I need to split data found in one file into other files based upon their job id. The structure of the file, and the two helper files, are:
# data.txt - data file - node,timestamp,data
1,1516,25
2,1845,24
3,1637,26
4,1342,74
5,1426,63
6,1436,23
7,1732,64
1,1836,83
2,1277,12
3,2435,62
4,2433,47
5,2496,52
6,2142,69
7,2176,53
# job.txt - job timing - job,startts,endts
1234,1001,2000
5678,2001,2500
# node.txt - node to job map - job,node
1234,1
1234,2
1234,3
1234,4
1234,5
5678,3
5678,4
5678,5
5678,6
5678,7
In order to map a line in the data file to its appropriate new file, two transformations must take place. First, the data timestamp must be used to determine which jobs are running. Second, the list of running jobs must be checked to determine which owns the node the data references.

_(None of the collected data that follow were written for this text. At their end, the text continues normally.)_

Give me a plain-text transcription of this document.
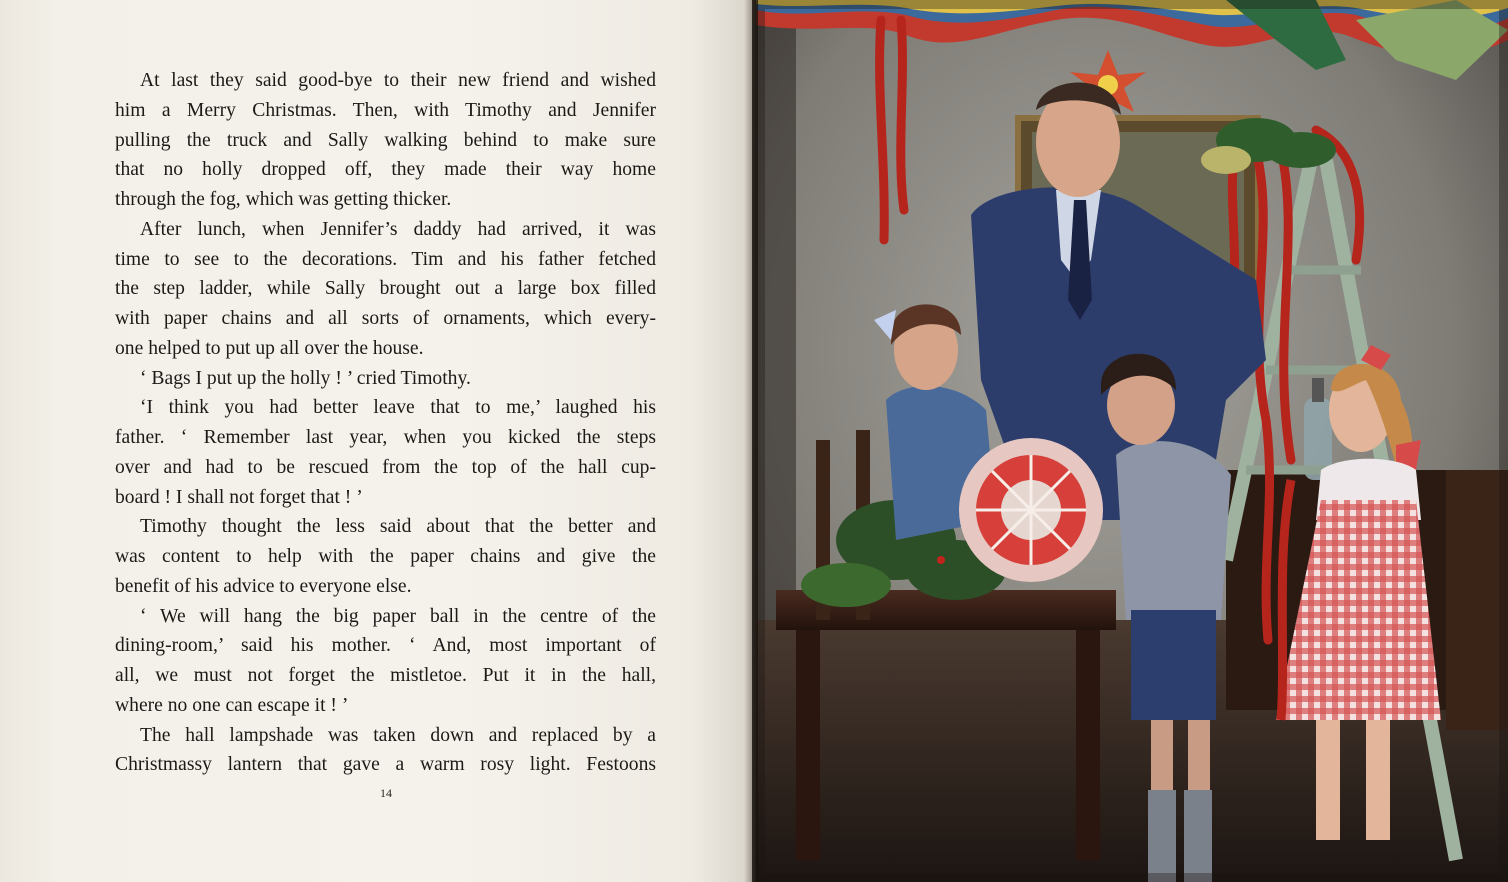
At last they said good-bye to their new friend and wished
him a Merry Christmas. Then, with Timothy and Jennifer
pulling the truck and Sally walking behind to make sure
that no holly dropped off, they made their way home
through the fog, which was getting thicker.
After lunch, when Jennifer’s daddy had arrived, it was
time to see to the decorations. Tim and his father fetched
the step ladder, while Sally brought out a large box filled
with paper chains and all sorts of ornaments, which every-
one helped to put up all over the house.
‘ Bags I put up the holly ! ’ cried Timothy.
‘I think you had better leave that to me,’ laughed his
father. ‘ Remember last year, when you kicked the steps
over and had to be rescued from the top of the hall cup-
board ! I shall not forget that ! ’
Timothy thought the less said about that the better and
was content to help with the paper chains and give the
benefit of his advice to everyone else.
‘ We will hang the big paper ball in the centre of the
dining-room,’ said his mother. ‘ And, most important of
all, we must not forget the mistletoe. Put it in the hall,
where no one can escape it ! ’
The hall lampshade was taken down and replaced by a
Christmassy lantern that gave a warm rosy light. Festoons
14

This is my solution:
use strict;
use warnings;
my @timing = ( );
my %nodes = ( );
my %handles = ( );
### array of arrays containing job, start time, and end time
open JOB, "<job.txt" or die "can't open jobfile, $!";
while (<JOB>) {
my @fields = split /,/; #/ stop SO highliter
my @array = ($fields[0], $fields[1], $fields[2]);
push @timing, \@array;
}
close JOB;
### map job -> array of nodes
open NID "<node.txt" or die "can't open nidfile";
while (<NID>) {
my @fields = split /,/; #/
if (!exists $nodes{$fields[0]}) { $nodes{$fields[0]} = (); }
push @{$nodes{$fields[0]}}, $fields[1];
}
close NID;
### split data
open DATA, "<data.txt" or die "Couldn't open file all.pow, $!";
while (<DATA>) {
my @fields = split /,/; #/
my @jobs = grep {$fields[1] >= $_->[1] && $fields[1] <= $_->[2]} @timing;
scalar @jobs > 0 or next;
my $jid = (grep {!exists $nodes{$fields[0]}} @jobs)[0][0];
### create and memoize file handles
if (!exists $handles{$jid}) {
open my $temp, ">$jid.txt" or die "Can't open jfile $jid, $!";
$handles{$jid} = $temp;
}
print {$handles{$jid}} "$fields[1],fields[2]";
}
close DATA;
I would like to know if there are any ways to increase the speed/efficiency of the data file loop. This has to run over large amounts of data, and so it needs to be as efficient as possible. I would also appreciate any comments on more idiomatic approaches: this is my first perl script (the array of references to arrays took quite a while to figure out).